Também já abordei algumas práticas anti-éticas que são completamente ilegais, embora relativamente comuns, como o Insider Trading.
Seguindo a mesma lógica, voltarei a falar de um tema relacionado às normas e padrões éticos do sistema financeiro: o Front Running. Já ouviu falar dele?
Esta é uma prática ilícita que, a exemplo do Insider Trading, também se vale de um tipo de Insider Information (informação interna).
Mas sem pressa. Para não correr o risco de se perder entre comparações, antes de entrar no assunto de hoje, que tal uma breve revisão sobre o que é Insider Information?
O que é Insider Information?
O Insider Information nada mais é do que uma informação interna sobre a qual as pessoas que não trabalham em uma empresa — o público geral, por exemplo — não possuem conhecimento.
Por exemplo, você ficou sabendo que uma empresa X vai adquirir outra empresa Y somente porque é um colaborador da empresa X.
Uma vez que esta transação deve ser muito vantajosa, você sabe que as ações da empresa Y entrarão em um período de alta. Ou seja, as ações desta empresa serão valorizadas.
Esse conhecimento é chamado de Insider Information. A utilização desta informação para obtenção de lucro, por sua vez, é chamada de Insider Trading.
Porém, vale lembrar que essa prática só é considerada como Insider Trading em casos de empresas que são negociadas na bolsa de valores ou que estão em vias de serem negociadas.
Até porque saber uma informação de uma empresa que não é negociada no mercado de capitais não teria muita serventia, não é mesmo?
Revisado o significado de Insider Information e Insider Trading, vamos abordar então o Front Running.
O que é Front Running e como funciona?
Front Running é o uso de uma informação interna e sigilosa (Insider Information) pelo corretor de valores. Aqui, ele toma a dianteira e realiza operações antes de executar a ordem dos seus clientes, tudo para obter lucro.
O exemplo mais comum disso ocorre no mercado financeiro, quando um corretor recebe uma ordem muito grande de compra ou venda de muitas ações de determinada empresa.
Sabendo que uma ordem assim vai causar oscilação no mercado, o corretor coloca a sua ordem (muito menor) antes da do cliente. Desta forma, ele consegue se aproveitar deste movimento.
A esta prática de pular na frente, com a finalidade de obtenção de lucro utilizando-se de informação privilegiada, damos o nome de Front Running.
É importante lembrar, mais uma vez, que possuir informações não é crime, mas tirar proveito por meio da prática de Insider Trading e Front Running sim.
Qual a diferença entre Insider Trading e Front Running?
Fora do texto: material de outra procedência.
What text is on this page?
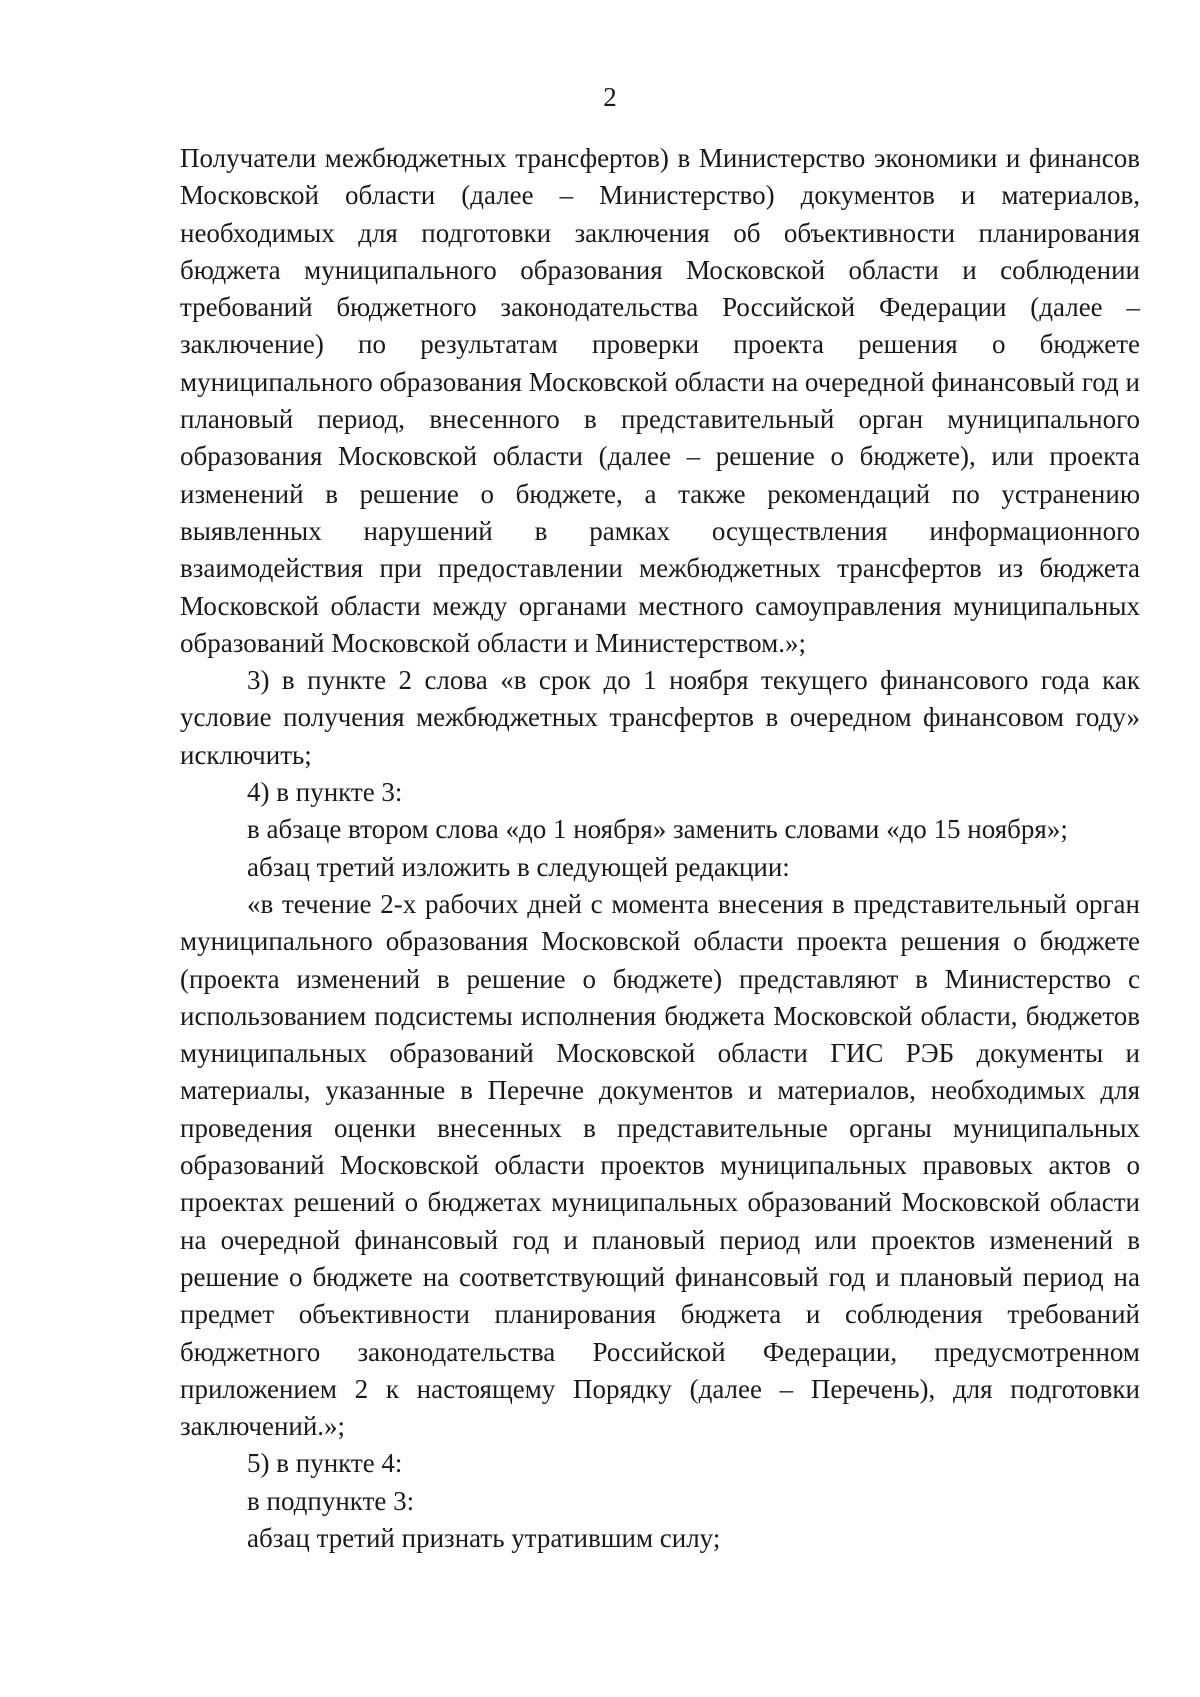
2

Получатели межбюджетных трансфертов) в Министерство экономики и финансов Московской области (далее – Министерство) документов и материалов, необходимых для подготовки заключения об объективности планирования бюджета муниципального образования Московской области и соблюдении требований бюджетного законодательства Российской Федерации (далее – заключение) по результатам проверки проекта решения о бюджете муниципального образования Московской области на очередной финансовый год и плановый период, внесенного в представительный орган муниципального образования Московской области (далее – решение о бюджете), или проекта изменений в решение о бюджете, а также рекомендаций по устранению выявленных нарушений в рамках осуществления информационного взаимодействия при предоставлении межбюджетных трансфертов из бюджета Московской области между органами местного самоуправления муниципальных образований Московской области и Министерством.»;

3) в пункте 2 слова «в срок до 1 ноября текущего финансового года как условие получения межбюджетных трансфертов в очередном финансовом году» исключить;

4) в пункте 3:

в абзаце втором слова «до 1 ноября» заменить словами «до 15 ноября»;

абзац третий изложить в следующей редакции:

«в течение 2-х рабочих дней с момента внесения в представительный орган муниципального образования Московской области проекта решения о бюджете (проекта изменений в решение о бюджете) представляют в Министерство с использованием подсистемы исполнения бюджета Московской области, бюджетов муниципальных образований Московской области ГИС РЭБ документы и материалы, указанные в Перечне документов и материалов, необходимых для проведения оценки внесенных в представительные органы муниципальных образований Московской области проектов муниципальных правовых актов о проектах решений о бюджетах муниципальных образований Московской области на очередной финансовый год и плановый период или проектов изменений в решение о бюджете на соответствующий финансовый год и плановый период на предмет объективности планирования бюджета и соблюдения требований бюджетного законодательства Российской Федерации, предусмотренном приложением 2 к настоящему Порядку (далее – Перечень), для подготовки заключений.»;

5) в пункте 4:

в подпункте 3:

абзац третий признать утратившим силу;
Quando falamos de Front Running, tratamos exclusivamente da prática de um corretor ou intermediário financeiro “correr na frente” de seu cliente e executar uma ordem menor para se aproveitar do movimento de uma ordem de volume mais expressiva.
Já a prática de Insider Trading consiste no uso de informações internas e privilegiadas de uma empresa. Assim, não é uma prática exclusiva de um corretor de valores mobiliários (AAI) ou intermediário financeiro.
Qualquer pessoa que trabalhe em uma empresa negociada em bolsa e utilize informações internas para obtenção de lucro próprio (em seu nome ou de terceiros) está cometendo o crime de Insider Trading.
O High-Frequency Trading se caracteriza como Front Running?
Embora levante controversas por parte de alguns profissionais e especialistas, o High-Frequency Trading (HFT) — em tradução direta “negociação em alta frequência — é uma forma de operação considerada legal e que, inclusive, representa, normalmente, mais da metade do volume de negociações das bolsas de valores. Só com isso, já é possível saber que não é caracterizada oficialmente como Front Running.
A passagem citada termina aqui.